6. De conclusie is dat de aanvraag terecht is afgewezen als kennelijk ongegrond. Het beroep is ongegrond.
Ten aanzien van het verzoek om een voorlopige voorziening
7. De gevraagde voorziening strekt er toe de uitzetting te verbieden totdat is beslist op het beroep. In deze zaak is geen aanleiding tot het treffen van de gevraagde voorziening, omdat de rechtbank heden op het beroep heeft beslist.

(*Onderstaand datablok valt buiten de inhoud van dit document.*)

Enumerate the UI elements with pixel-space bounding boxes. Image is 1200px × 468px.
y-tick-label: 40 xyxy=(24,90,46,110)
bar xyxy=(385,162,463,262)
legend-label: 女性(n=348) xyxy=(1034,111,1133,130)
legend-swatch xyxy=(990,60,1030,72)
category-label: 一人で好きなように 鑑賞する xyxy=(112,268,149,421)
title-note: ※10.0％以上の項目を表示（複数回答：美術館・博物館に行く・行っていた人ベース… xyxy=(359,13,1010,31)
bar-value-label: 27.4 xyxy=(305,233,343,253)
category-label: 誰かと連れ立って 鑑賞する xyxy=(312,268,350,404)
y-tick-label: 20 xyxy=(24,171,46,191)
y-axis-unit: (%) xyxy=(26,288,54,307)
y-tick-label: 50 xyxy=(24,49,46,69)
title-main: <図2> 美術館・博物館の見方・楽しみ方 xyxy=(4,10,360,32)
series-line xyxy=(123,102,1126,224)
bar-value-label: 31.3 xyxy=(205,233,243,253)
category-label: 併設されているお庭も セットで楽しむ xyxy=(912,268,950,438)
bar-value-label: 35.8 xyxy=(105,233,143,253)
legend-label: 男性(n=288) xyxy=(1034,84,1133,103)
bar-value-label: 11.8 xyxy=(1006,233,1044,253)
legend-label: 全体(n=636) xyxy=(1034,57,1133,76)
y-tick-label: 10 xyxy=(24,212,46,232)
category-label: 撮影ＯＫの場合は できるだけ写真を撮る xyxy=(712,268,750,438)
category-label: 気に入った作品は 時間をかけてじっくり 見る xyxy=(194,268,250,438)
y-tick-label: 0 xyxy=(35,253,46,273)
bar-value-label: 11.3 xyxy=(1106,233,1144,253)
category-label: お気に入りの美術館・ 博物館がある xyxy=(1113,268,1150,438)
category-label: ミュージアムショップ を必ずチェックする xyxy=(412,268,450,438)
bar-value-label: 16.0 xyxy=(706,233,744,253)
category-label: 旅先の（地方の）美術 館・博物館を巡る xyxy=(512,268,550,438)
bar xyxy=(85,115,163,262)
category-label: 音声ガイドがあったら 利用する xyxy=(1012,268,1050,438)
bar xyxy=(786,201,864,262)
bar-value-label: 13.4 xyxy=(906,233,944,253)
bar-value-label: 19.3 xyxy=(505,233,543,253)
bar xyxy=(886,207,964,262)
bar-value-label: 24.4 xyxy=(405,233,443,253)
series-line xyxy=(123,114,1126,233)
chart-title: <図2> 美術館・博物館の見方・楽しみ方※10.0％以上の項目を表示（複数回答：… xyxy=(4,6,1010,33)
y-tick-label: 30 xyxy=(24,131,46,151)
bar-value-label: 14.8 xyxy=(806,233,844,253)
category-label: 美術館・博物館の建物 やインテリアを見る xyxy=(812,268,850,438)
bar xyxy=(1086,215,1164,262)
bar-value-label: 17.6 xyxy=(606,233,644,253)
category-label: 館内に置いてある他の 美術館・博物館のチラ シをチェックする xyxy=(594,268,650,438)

Ten aanzien van het beroep en het verzoek om een voorlopige voorziening
8. Omdat aan het besluit een gebrek kleeft, ziet de rechtbank aanleiding om verweerder te veroordelen in de door eiseres gemaakte proceskosten. Deze kosten stelt de rechtbank op grond van het Besluit proceskosten bestuursrecht voor de door een derde beroepsmatig verleende rechtsbijstand vast op € 1.575,- (1 punt voor het indienen van het beroepschrift, 1 punt voor het verzoek om een voorlopige voorziening,
1. punt voor het verschijnen ter zitting met een waarde per punt van € 525,- en een wegingsfactor 1). Omdat aan eiseres een toevoeging is verleend, moet verweerder de proceskostenvergoeding betalen aan de rechtsbijstandverlener.

Beslissing

De rechtbank,
in de zaak geregistreerd onder nummer: NL20.13415,
- verklaart het beroep ongegrond.
De voorzieningenrechter,
in de zaak geregistreerd onder nummer: NL20.13416
- wijst het verzoek af.
De rechtbank/voorzieningenrechter,
in alle zaken,
- veroordeelt verweerder in de proceskosten van eiseres tot een bedrag van € 1.575,-.

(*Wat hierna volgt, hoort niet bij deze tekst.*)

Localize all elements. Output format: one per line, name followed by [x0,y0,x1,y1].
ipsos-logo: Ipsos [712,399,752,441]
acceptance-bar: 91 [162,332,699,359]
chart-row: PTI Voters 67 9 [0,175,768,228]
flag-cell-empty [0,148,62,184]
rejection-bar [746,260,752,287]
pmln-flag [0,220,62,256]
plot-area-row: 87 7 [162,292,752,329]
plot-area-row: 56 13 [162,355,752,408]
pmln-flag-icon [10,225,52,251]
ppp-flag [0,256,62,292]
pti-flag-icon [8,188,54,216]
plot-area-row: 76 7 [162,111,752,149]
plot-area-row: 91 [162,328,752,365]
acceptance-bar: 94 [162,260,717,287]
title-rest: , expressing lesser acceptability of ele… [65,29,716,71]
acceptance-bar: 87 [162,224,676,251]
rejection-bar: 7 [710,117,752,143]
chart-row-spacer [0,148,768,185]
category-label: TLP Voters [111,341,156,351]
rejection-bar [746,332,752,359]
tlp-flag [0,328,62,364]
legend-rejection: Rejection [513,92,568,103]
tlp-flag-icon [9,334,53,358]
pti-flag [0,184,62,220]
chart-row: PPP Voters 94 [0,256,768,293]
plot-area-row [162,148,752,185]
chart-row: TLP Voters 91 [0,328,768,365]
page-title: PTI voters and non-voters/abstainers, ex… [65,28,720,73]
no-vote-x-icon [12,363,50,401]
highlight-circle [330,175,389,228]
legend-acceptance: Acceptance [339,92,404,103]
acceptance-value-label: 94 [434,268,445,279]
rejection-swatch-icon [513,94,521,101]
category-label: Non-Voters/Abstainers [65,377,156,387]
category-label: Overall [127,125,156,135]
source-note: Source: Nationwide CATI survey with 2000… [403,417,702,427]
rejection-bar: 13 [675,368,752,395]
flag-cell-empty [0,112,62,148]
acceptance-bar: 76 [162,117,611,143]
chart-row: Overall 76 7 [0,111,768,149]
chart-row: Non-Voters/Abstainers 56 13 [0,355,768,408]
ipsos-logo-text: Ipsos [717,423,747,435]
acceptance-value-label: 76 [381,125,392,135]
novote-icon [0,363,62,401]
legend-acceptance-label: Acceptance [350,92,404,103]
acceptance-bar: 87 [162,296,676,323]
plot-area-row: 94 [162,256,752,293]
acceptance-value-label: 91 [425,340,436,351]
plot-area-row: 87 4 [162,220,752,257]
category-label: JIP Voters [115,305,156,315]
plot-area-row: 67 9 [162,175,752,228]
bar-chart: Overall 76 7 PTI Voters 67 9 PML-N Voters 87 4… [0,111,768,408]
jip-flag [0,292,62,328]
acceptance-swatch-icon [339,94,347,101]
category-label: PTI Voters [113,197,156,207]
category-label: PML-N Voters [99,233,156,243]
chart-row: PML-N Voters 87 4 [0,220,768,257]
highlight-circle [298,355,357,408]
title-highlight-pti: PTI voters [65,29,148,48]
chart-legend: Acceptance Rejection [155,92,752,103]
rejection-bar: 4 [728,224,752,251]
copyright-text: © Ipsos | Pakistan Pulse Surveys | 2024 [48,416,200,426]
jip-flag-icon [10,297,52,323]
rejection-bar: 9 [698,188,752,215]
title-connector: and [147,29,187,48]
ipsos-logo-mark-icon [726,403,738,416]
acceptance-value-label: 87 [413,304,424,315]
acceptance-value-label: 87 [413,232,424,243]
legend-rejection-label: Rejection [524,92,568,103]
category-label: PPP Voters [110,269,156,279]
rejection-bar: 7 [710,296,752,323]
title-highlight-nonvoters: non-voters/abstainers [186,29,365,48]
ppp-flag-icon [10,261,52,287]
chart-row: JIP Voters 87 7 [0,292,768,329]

Deze uitspraak is gedaan door mr. A.K. Mireku, rechter, in aanwezigheid van L. Fernandez Ferreiro, griffier.
De uitspraak is uitgesproken in het openbaar en bekendgemaakt op:
Rechtsmiddel
Tegen deze uitspraak kan hoger beroep worden ingesteld bij de Afdeling bestuursrechtspraak van de Raad van State binnen één week na de dag van bekendmaking.